The pegs who don’t fit into the holes offered are now separated into a different group. They are not treated with the same potential as the others.

In high school the pressure develops into a full-fledged war. The weaponization of GPA’s and standardized testing is presented to student to measure his capabilities. It’s all predicated off a curriculum. The social pressure from his parents, teachers, and friend groups all holds him to the standards of good grades equals good job. Outside of showing major potential as an athlete this student has now been prepped and seasoned ready to be cooked on the fire of propaganda and threats.

 After all the prepping through the years the intuitional authorities are now ready to present the pill of specialization. Once swallowed the threats never stop.

They say “Young man you need good grades so you can take out debt and go to college. It’s the only way to get a good job. Don’t you want to work for a good company?”

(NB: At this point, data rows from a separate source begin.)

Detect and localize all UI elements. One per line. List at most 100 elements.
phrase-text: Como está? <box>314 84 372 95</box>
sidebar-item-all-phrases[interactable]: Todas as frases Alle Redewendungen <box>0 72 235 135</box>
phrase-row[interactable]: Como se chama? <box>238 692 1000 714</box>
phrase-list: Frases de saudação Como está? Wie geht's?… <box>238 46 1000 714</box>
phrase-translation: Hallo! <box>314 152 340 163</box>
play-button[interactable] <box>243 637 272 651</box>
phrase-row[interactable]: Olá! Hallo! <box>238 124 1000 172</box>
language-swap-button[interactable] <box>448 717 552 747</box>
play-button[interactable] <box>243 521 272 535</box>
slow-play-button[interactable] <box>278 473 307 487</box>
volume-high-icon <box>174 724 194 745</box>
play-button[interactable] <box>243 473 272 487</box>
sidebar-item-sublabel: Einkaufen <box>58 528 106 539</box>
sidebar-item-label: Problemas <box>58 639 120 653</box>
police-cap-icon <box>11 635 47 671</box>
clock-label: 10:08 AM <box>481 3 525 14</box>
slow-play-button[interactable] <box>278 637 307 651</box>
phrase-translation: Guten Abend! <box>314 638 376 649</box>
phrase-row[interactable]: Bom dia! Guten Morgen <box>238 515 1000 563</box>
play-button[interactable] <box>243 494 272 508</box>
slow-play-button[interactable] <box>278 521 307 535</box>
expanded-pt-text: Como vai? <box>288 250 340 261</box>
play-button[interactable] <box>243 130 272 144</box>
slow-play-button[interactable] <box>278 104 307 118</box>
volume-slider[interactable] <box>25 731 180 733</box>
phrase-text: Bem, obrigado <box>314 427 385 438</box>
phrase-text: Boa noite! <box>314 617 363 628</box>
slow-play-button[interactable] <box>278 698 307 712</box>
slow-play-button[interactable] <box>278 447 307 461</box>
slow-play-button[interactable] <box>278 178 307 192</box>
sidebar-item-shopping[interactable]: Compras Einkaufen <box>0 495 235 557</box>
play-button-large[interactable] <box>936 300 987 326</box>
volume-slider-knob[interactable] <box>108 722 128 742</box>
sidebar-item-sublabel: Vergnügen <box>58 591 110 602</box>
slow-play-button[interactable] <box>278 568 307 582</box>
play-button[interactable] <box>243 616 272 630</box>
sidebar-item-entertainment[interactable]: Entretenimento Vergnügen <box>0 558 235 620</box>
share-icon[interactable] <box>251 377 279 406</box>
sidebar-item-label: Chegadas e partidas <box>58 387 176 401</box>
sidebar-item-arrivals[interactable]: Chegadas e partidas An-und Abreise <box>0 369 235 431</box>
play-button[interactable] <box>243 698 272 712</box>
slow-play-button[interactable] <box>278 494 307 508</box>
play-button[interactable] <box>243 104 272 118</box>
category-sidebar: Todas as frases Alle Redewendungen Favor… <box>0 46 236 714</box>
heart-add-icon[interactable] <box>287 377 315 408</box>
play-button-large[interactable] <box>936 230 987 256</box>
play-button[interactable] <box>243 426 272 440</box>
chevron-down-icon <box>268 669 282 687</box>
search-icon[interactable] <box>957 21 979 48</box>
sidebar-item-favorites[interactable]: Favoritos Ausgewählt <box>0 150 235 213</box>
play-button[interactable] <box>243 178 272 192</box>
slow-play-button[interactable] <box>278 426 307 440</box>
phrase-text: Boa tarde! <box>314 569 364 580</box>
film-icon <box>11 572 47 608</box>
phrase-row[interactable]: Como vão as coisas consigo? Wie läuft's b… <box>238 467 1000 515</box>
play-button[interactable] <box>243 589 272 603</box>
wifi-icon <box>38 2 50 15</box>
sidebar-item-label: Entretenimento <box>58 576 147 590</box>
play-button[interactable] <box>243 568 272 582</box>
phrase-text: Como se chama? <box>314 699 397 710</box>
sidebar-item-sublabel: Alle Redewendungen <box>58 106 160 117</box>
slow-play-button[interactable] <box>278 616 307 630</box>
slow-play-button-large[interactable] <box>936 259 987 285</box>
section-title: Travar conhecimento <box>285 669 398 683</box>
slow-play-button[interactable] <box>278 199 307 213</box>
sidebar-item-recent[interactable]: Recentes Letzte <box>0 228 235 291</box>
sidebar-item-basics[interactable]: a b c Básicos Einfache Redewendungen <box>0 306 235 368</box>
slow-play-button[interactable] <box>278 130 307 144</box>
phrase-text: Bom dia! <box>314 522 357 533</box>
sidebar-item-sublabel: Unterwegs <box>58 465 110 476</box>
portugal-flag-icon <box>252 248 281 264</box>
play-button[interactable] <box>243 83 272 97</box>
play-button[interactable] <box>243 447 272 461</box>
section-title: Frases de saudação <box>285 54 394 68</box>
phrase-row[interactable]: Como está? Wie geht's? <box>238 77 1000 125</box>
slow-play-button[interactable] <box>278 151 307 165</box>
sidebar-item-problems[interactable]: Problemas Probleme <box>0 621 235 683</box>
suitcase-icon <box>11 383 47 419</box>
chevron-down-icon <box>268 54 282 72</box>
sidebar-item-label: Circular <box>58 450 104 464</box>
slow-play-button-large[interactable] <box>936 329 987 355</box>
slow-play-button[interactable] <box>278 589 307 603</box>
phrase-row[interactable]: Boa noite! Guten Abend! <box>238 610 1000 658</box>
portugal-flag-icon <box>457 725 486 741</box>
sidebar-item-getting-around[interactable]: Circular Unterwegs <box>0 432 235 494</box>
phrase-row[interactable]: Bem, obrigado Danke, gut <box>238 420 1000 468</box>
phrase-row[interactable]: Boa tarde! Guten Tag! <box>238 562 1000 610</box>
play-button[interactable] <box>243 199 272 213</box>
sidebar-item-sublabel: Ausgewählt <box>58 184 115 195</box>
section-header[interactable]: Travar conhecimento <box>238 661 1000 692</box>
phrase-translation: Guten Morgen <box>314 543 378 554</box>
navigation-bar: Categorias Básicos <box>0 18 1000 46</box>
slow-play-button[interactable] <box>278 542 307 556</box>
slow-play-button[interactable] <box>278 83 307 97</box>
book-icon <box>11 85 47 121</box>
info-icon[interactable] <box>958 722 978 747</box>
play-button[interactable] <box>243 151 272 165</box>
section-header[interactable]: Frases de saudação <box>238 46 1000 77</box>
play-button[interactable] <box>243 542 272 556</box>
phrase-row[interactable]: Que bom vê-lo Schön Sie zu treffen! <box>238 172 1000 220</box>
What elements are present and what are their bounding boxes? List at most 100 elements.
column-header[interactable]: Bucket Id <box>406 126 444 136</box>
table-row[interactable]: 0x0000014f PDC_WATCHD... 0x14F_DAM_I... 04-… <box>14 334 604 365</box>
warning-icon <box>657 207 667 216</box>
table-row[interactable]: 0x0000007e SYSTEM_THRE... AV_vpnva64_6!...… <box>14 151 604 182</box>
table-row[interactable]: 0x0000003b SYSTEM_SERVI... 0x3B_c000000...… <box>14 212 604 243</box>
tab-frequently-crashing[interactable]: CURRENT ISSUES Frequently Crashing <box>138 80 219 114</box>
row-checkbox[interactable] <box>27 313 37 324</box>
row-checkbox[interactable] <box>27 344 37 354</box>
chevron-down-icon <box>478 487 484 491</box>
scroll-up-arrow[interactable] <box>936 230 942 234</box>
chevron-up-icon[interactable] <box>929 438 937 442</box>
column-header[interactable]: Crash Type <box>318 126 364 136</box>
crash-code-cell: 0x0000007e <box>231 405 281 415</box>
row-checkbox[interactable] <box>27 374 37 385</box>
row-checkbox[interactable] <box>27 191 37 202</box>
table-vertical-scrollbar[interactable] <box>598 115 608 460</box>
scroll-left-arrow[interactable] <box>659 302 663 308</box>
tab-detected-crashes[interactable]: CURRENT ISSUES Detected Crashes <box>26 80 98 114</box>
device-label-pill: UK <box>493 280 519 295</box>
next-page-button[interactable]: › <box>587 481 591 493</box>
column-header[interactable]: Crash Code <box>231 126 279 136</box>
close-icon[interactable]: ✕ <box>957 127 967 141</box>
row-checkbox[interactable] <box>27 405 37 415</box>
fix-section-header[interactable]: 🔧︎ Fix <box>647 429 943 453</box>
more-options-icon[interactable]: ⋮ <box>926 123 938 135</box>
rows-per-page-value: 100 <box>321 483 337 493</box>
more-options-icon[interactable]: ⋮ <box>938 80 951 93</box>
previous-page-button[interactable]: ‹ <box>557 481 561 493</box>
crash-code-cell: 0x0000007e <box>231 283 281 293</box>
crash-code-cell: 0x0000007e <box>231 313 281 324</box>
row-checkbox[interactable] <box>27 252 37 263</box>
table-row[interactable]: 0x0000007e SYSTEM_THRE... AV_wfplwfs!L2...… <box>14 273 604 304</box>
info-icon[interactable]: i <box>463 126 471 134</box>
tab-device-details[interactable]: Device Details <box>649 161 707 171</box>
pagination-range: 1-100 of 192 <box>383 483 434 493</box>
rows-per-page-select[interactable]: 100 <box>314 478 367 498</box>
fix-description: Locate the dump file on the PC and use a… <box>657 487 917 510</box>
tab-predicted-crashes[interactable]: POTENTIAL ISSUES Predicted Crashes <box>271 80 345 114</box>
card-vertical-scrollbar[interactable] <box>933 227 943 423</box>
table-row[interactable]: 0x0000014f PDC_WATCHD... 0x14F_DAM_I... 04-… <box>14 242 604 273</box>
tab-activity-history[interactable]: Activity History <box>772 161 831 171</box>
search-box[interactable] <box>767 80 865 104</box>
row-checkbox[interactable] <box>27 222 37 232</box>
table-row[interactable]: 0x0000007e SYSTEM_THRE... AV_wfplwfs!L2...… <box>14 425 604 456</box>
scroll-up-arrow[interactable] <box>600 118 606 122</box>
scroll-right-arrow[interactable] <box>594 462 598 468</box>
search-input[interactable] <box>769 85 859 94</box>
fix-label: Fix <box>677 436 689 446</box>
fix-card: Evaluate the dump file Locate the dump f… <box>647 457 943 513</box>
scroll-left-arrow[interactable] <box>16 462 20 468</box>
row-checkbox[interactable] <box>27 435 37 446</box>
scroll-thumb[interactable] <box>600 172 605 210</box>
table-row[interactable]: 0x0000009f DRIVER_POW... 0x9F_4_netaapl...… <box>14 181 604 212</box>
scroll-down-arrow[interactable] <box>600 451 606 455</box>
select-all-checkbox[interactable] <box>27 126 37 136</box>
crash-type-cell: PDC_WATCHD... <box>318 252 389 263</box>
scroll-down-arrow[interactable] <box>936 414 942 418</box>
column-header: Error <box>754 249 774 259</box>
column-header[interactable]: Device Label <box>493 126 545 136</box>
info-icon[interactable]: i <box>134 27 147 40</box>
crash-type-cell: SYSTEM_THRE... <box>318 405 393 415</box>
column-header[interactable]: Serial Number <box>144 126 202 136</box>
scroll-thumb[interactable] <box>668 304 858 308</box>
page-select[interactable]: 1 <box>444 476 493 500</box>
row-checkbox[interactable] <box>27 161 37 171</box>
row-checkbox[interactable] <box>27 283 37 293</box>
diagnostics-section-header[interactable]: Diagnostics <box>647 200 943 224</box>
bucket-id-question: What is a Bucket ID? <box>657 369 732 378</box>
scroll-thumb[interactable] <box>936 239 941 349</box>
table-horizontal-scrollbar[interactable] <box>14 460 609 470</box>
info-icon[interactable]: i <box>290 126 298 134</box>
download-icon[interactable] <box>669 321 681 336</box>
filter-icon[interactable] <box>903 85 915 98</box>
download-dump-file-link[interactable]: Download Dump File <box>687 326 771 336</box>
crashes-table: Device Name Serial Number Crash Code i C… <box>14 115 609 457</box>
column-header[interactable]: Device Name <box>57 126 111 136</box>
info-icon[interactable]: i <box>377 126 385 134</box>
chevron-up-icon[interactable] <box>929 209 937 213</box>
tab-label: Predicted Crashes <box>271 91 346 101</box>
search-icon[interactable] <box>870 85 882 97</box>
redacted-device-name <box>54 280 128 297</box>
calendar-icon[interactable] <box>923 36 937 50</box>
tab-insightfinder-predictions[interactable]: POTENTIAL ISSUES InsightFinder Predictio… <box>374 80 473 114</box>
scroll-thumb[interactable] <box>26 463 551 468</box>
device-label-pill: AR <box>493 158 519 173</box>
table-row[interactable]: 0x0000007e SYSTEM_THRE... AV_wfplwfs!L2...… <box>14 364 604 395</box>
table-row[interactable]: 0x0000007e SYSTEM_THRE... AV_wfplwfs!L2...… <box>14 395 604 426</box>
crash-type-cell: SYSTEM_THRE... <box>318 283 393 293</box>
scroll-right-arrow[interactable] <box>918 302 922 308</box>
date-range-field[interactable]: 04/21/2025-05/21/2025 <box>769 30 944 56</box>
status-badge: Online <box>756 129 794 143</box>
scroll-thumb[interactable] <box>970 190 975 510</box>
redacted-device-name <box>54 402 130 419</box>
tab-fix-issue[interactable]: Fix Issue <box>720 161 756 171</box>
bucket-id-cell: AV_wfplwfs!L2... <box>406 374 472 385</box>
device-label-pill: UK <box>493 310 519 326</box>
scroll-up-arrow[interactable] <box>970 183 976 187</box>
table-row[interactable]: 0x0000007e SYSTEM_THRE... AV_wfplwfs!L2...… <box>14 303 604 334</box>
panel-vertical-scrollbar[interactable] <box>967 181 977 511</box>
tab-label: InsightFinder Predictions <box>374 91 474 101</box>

If you’re not bright in their eyes, they steer you towards the military. They say “You can retire in 20 years and see the world man.”

When college fairs come, they tap your shoulder and recommend visiting the military recruiter booth. He shows you the cool army hummer with the video games in the back and the speakers blaring music: “See the military is fun,” with a smirk.

All these paths are presented by schools and parents because they don’t think you know what you want. They will give you their opinions and well-intentioned guidance. They use their own enjoyments, biases, and experiences to steer you in a direction. However, it’s not good advice. Their experiences never translate into your DNA.

The predetermined routes laid out for you are carved and paved, lacking in opportunities for exploration and pursuing passion. Ventures into the abstract remain unattainable, deemed too risky to pursue. Your visions will be met with ridicule; any attempt to act upon them will be met with mockery. A delicate 17-year-old often finds themselves overwhelmed by these actions and defaults back to conforming.

As you stand in a single file line, awaiting your turn to stride across the stage and grasp your diploma, you sense that your entire future lies ahead. If only I adhere to the blueprint I’ve been given, a rewarding life awaits on the horizon. The principal smirks as he hands you a diploma. With that final gesture, your conditioning is now complete.